I was sure I’d never been so humiliated in my whole life (I was, by that point, 3 years old). I was pretty sure I hated him for embarrassing me, but on some not-so-deep level, I knew I’d tickled him too hard, and that it was actually my fault, and that what I was feeling was guilt, and not hate. I just didn’t have words or understanding of complex emotions yet. All I knew was that I felt bad, and that it was related to something he’d done (as a result of something I’d done, but whatever). Fortunately for both of us, he was cute – if bald – and generally a pretty likeable little kid.

Oddly enough, that is my only memory of my brother as an infant. Every other memory of him is after he got a bit older – probably because he could then play with me. Before that, he was probably really boring. Cute, but boring.

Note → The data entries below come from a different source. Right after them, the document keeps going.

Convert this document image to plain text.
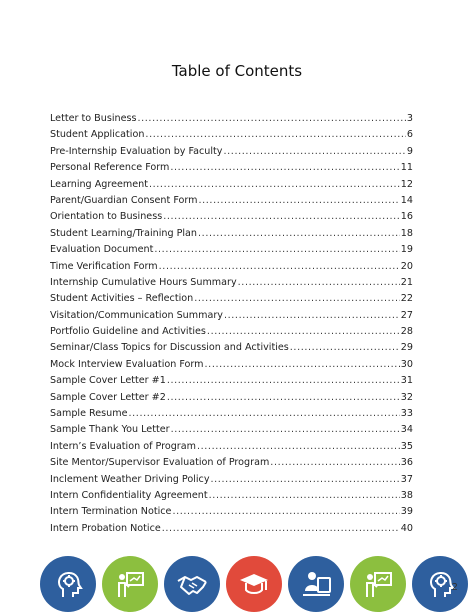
Table of Contents
Letter to Business .....	3
Student Application .....	6
Pre-Internship Evaluation by Faculty .....	9
Personal Reference Form .....	11
Learning Agreement .....	12
Parent/Guardian Consent Form .....	14
Orientation to Business .....	16
Student Learning/Training Plan .....	18
Evaluation Document .....	19
Time Verification Form .....	20
Internship Cumulative Hours Summary .....	21
Student Activities – Reflection .....	22
Visitation/Communication Summary .....	27
Portfolio Guideline and Activities .....	28
Seminar/Class Topics for Discussion and Activities .....	29
Mock Interview Evaluation Form .....	30
Sample Cover Letter #1 .....	31
Sample Cover Letter #2 .....	32
Sample Resume .....	33
Sample Thank You Letter .....	34
Intern’s Evaluation of Program .....	35
Site Mentor/Supervisor Evaluation of Program .....	36
Inclement Weather Driving Policy .....	37
Intern Confidentiality Agreement .....	38
Intern Termination Notice .....	39
Intern Probation Notice .....	40
2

I think I totally have a picture of us from that day, so if I can find it tonight, I’ll add it to whatever I end up posting tomorrow. It was the 70’s, so everything is probably quite orange in the photo, but that’s how we rolled once we moved from black and white to technicolor. Our memories became tinted with orange.

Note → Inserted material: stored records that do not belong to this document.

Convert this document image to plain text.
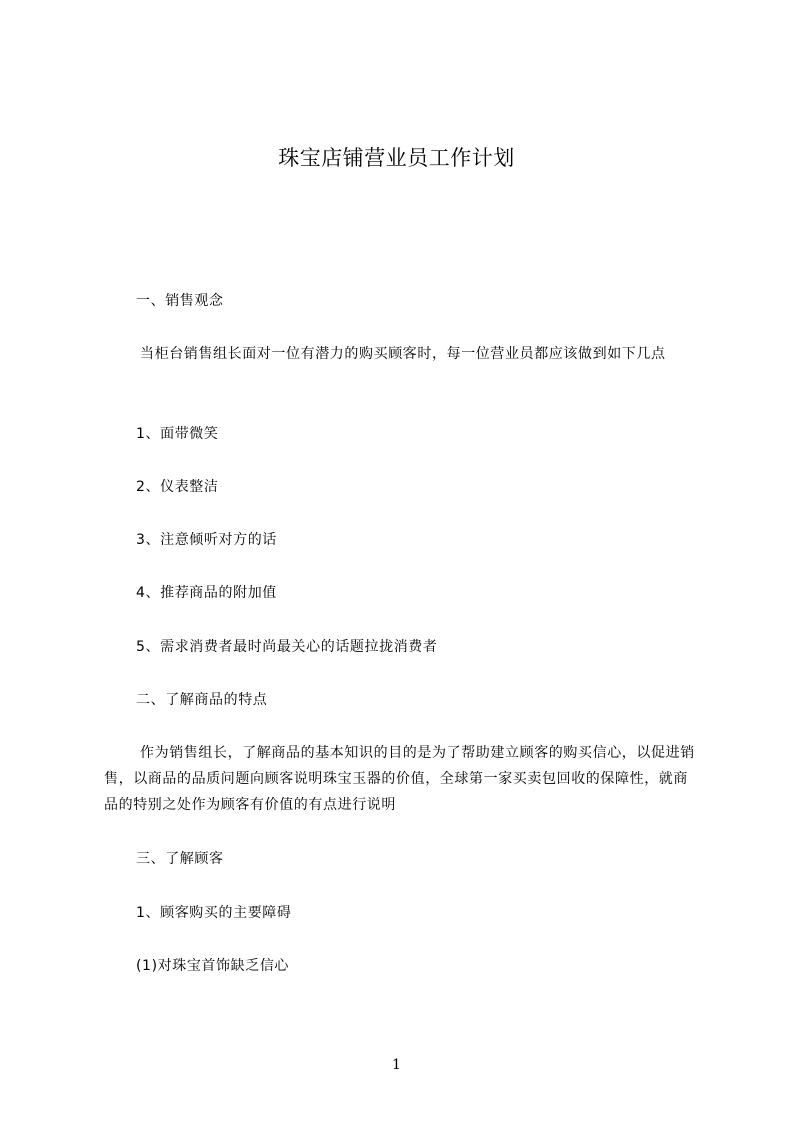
珠宝店铺营业员工作计划
一、销售观念
当柜台销售组长面对一位有潜力的购买顾客时，每一位营业员都应该做到如下几点
1、面带微笑
2、仪表整洁
3、注意倾听对方的话
4、推荐商品的附加值
5、需求消费者最时尚最关心的话题拉拢消费者
二、了解商品的特点
作为销售组长，了解商品的基本知识的目的是为了帮助建立顾客的购买信心，以促进销售，以商品的品质问题向顾客说明珠宝玉器的价值，全球第一家买卖包回收的保障性，就商品的特别之处作为顾客有价值的有点进行说明
三、了解顾客
1、顾客购买的主要障碍
(1)对珠宝首饰缺乏信心
1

Also kind of odd is that I can’t remember anything from before my brother was born. I remember wanting to show him off a few months after he came along, but I don’t remember being an only child, or my mom being pregnant, or anything. I don’t remember a time when he wasn’t there. He would go on to piss me off many many more times after that (and I suppose I would piss him off, too, but not nearly as often, I’m sure), but I find a certain comfort in not being able to remember a time when he wasn’t around to irritate me.

Maybe that’s what sibling love is all about.